My hang-up though is that I’ve often possessed this weird mindset where I feel as though if I am enjoying something, I have to endure something that I hate in order to truly enjoy it. Like in some weird way I feel guilty for enjoying it, or like there should always be a catch to something enjoyable. Love your job? You must be doing it wrong! Wanna eat that entire sleeve of Oreos? Oh heck yes you do! Diabetes comin’ in hot! Had an amazing workout? You might’ve just left your race out there! I don’t know why I think that way. Strict Baptist upbringing perhaps. But bottom line: I don’t want to do crap I don’t like to do anymore, and if that’s not ideal to some end goal but I had a hell of a good time along the way, then so be it.

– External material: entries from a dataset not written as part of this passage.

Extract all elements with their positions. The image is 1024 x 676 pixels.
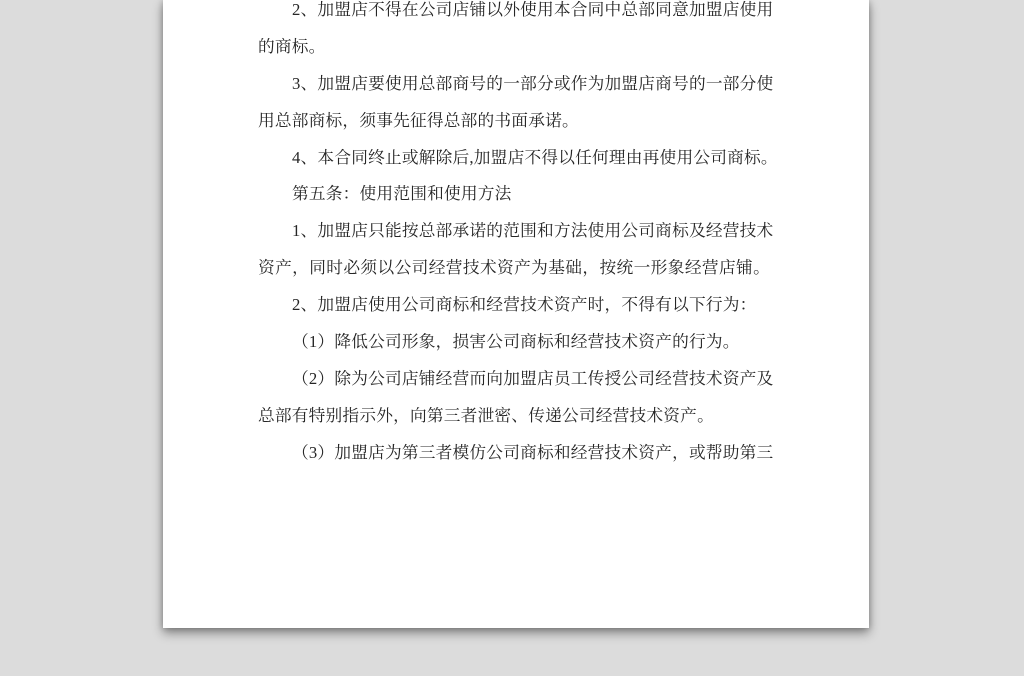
- document-line: 1、加盟店只能按总部承诺的范围和方法使用公司商标及经营技术: [258, 213, 770, 250]
- document-line: 用总部商标，须事先征得总部的书面承诺。: [258, 103, 770, 140]
- document-line: 2、加盟店使用公司商标和经营技术资产时，不得有以下行为：: [258, 287, 770, 324]
- document-line: （3）加盟店为第三者模仿公司商标和经营技术资产，或帮助第三: [258, 435, 770, 472]
- document-heading: 第五条：使用范围和使用方法: [258, 176, 770, 213]
- document-line: 资产，同时必须以公司经营技术资产为基础，按统一形象经营店铺。: [258, 250, 770, 287]
- document-line: 3、加盟店要使用总部商号的一部分或作为加盟店商号的一部分使: [258, 66, 770, 103]
- document-line: （2）除为公司店铺经营而向加盟店员工传授公司经营技术资产及: [258, 361, 770, 398]
- document-line: （1）降低公司形象，损害公司商标和经营技术资产的行为。: [258, 324, 770, 361]
- document-line: 4、本合同终止或解除后,加盟店不得以任何理由再使用公司商标。: [258, 140, 770, 177]
- document-content: 2、加盟店不得在公司店铺以外使用本合同中总部同意加盟店使用 的商标。 3、加盟店…: [258, 0, 770, 472]
- document-line: 总部有特别指示外，向第三者泄密、传递公司经营技术资产。: [258, 398, 770, 435]
- document-line: 2、加盟店不得在公司店铺以外使用本合同中总部同意加盟店使用: [258, 0, 770, 29]
- document-page: 2、加盟店不得在公司店铺以外使用本合同中总部同意加盟店使用 的商标。 3、加盟店…: [163, 0, 869, 628]
- canvas: 2、加盟店不得在公司店铺以外使用本合同中总部同意加盟店使用 的商标。 3、加盟店…: [0, 0, 1024, 676]
- document-line: 的商标。: [258, 29, 770, 66]
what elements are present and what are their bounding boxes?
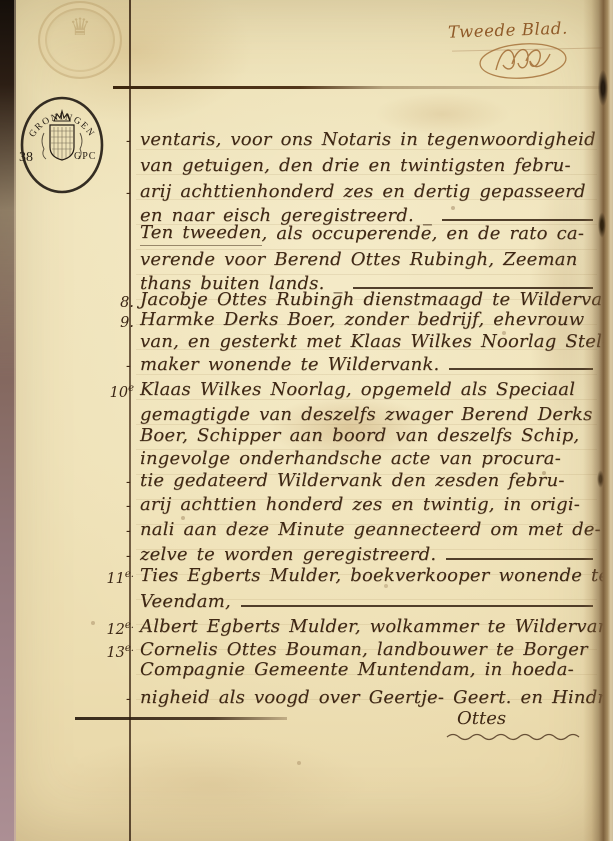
margin-number: 9.	[94, 313, 134, 331]
filler-rule	[241, 605, 593, 607]
margin-hyphen: -	[126, 133, 131, 149]
margin-hyphen: -	[126, 358, 131, 374]
edge-stain	[597, 470, 604, 488]
line-text: nigheid als voogd over Geertje- Geert. e…	[140, 686, 613, 710]
filler-rule	[442, 219, 593, 221]
text-line: -tie gedateerd Wildervank den zesden feb…	[140, 469, 595, 493]
text-line: -ventaris, voor ons Notaris in tegenwoor…	[140, 128, 595, 152]
stamp-denomination: 38	[19, 150, 33, 165]
filler-rule	[446, 558, 593, 560]
footer-rule	[75, 717, 287, 720]
text-line: 10eKlaas Wilkes Noorlag, opgemeld als Sp…	[140, 378, 595, 402]
line-text: maker wonende te Wildervank.	[140, 353, 439, 377]
catchword: Ottes	[457, 708, 506, 729]
text-line: verende voor Berend Ottes Rubingh, Zeema…	[140, 248, 595, 272]
margin-number: 11e.	[94, 569, 134, 587]
crown-icon: ♛	[40, 13, 120, 41]
line-text: nali aan deze Minute geannecteerd om met…	[140, 518, 601, 542]
margin-hyphen: -	[126, 523, 131, 539]
line-text: Veendam,	[140, 590, 231, 614]
edge-stain	[598, 70, 608, 106]
text-line: -nigheid als voogd over Geertje- Geert. …	[140, 686, 595, 710]
line-text: Compagnie Gemeente Muntendam, in hoeda-	[140, 658, 574, 682]
line-text: tie gedateerd Wildervank den zesden febr…	[140, 469, 565, 493]
margin-hyphen: -	[126, 474, 131, 490]
text-line: -arij achttien honderd zes en twintig, i…	[140, 493, 595, 517]
margin-number: 8.	[94, 293, 134, 311]
line-text: ingevolge onderhandsche acte van procura…	[140, 447, 561, 471]
text-line: Compagnie Gemeente Muntendam, in hoeda-	[140, 658, 595, 682]
groningen-tax-stamp: GRONINGEN 38 GPC	[14, 93, 110, 197]
text-line: Boer, Schipper aan boord van deszelfs Sc…	[140, 424, 595, 448]
text-line: 11e.Ties Egberts Mulder, boekverkooper w…	[140, 564, 595, 588]
scanned-notarial-page: ♛ GRONINGEN 38 GPC Tweede Blad.	[0, 0, 613, 841]
catchword-underline	[445, 731, 585, 741]
paper-stain	[50, 735, 370, 835]
page-edge-right	[583, 0, 613, 841]
line-text: verende voor Berend Ottes Rubingh, Zeema…	[140, 248, 578, 272]
line-text: Ties Egberts Mulder, boekverkooper wonen…	[140, 564, 609, 588]
text-line: ingevolge onderhandsche acte van procura…	[140, 447, 595, 471]
margin-hyphen: -	[126, 691, 131, 707]
margin-number: 13e.	[94, 643, 134, 661]
margin-hyphen: -	[126, 498, 131, 514]
text-line: Veendam,	[140, 590, 595, 614]
text-line: van getuigen, den drie en twintigsten fe…	[140, 154, 595, 178]
margin-rule-vertical	[129, 0, 131, 841]
line-text: Klaas Wilkes Noorlag, opgemeld als Speci…	[140, 378, 575, 402]
margin-hyphen: -	[126, 185, 131, 201]
text-line: Ten tweeden, als occuperende, en de rato…	[140, 222, 595, 246]
line-text: van getuigen, den drie en twintigsten fe…	[140, 154, 571, 178]
text-line: van, en gesterkt met Klaas Wilkes Noorla…	[140, 330, 595, 354]
margin-hyphen: -	[126, 548, 131, 564]
line-text: van, en gesterkt met Klaas Wilkes Noorla…	[140, 330, 608, 354]
stamp-office-code: GPC	[74, 151, 96, 162]
line-text: Harmke Derks Boer, zonder bedrijf, ehevr…	[140, 308, 584, 332]
line-text: arij achttien honderd zes en twintig, in…	[140, 493, 580, 517]
paraph-monogram	[476, 40, 570, 82]
text-line: -maker wonende te Wildervank.	[140, 353, 595, 377]
underlined-phrase: Ten tweeden	[140, 221, 262, 246]
text-line: 9.Harmke Derks Boer, zonder bedrijf, ehe…	[140, 308, 595, 332]
line-text: , als occuperende, en de rato ca-	[262, 222, 585, 246]
line-text: Boer, Schipper aan boord van deszelfs Sc…	[140, 424, 579, 448]
text-line: 12e.Albert Egberts Mulder, wolkammer te …	[140, 615, 595, 639]
line-text: Albert Egberts Mulder, wolkammer te Wild…	[140, 615, 613, 639]
text-line: -arij achttienhonderd zes en dertig gepa…	[140, 180, 595, 204]
header-rule	[113, 86, 605, 89]
margin-number: 10e	[94, 383, 134, 401]
edge-stain	[598, 212, 606, 238]
scan-edge-left	[0, 0, 16, 841]
embossed-seal: ♛	[38, 1, 122, 79]
margin-number: 12e.	[94, 620, 134, 638]
line-text: ventaris, voor ons Notaris in tegenwoord…	[140, 128, 596, 152]
line-text: arij achttienhonderd zes en dertig gepas…	[140, 180, 586, 204]
text-line: -nali aan deze Minute geannecteerd om me…	[140, 518, 595, 542]
filler-rule	[449, 368, 593, 370]
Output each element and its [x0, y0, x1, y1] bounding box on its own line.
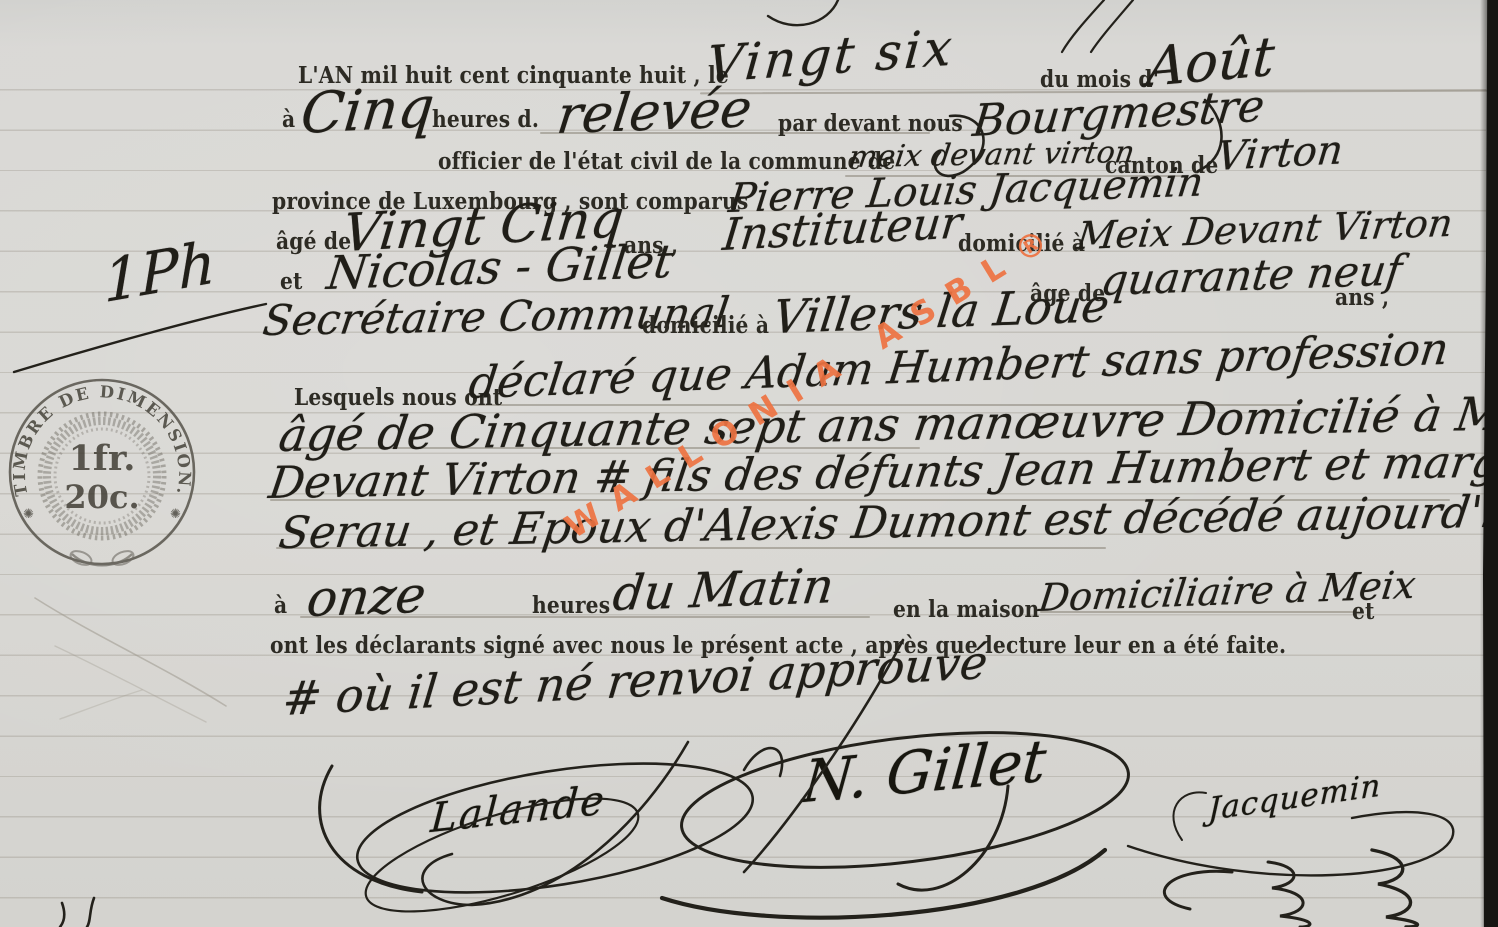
printed-and-label: et	[280, 268, 303, 295]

I realized some of this when I was scrawling out some semblance of a plan to achieve what I would like to in coming months. And I looked at it and just started scratching things off and X-ing out things left and right and just having a real hay-day with my editing thinking, “Yeah this workout worked well before, but it sucked. Sooo…no. This one was mind-numbingly boring, so nope, not doing that either. Do I even like doing this one? Uh, NO. Big line through that one too. And oh hells NO I’m not touching the track, ever again in my life actually, I don’t even care if it makes me a four minute miler and it’s so impressive that somebody starts a doping accusation thread about me on Letsrun! So scratch that one also. Oooh, but THIS one was fun, and this other one was great, and I loooooved that one, and running up that thing over there resulted in the sort of ecstasy that’s usually only obtainable by being licked to smithereens by a puppy! So if I feel like doing it every week for forever, then I’m gonna! So take THAT!”
This also came on the heels of signing up for a bunch of races, but only ones that I liked, and axing any plan to run ones that I just “wanted” to run because I somehow felt like I should run them because I always run them. But doing stuff because you “should” rather than because you want to and are excited about it, makes the occasional temptation to walk away feel just a little too real.
What is it they say? “Man cannot live on bread alone?” Well, runners can’t run on PB&J alone either, I’m coming to find out. Besides, spend too many years eating PB&J’s and what happens if you develop a nut allergy? What happens if you realize that you just plain can’t stand PB&J anymore? You’re just S.O.L. I guess. Because then, it doesn’t really matter if PB&J’s equate to success, you better change it up or you’re a goner.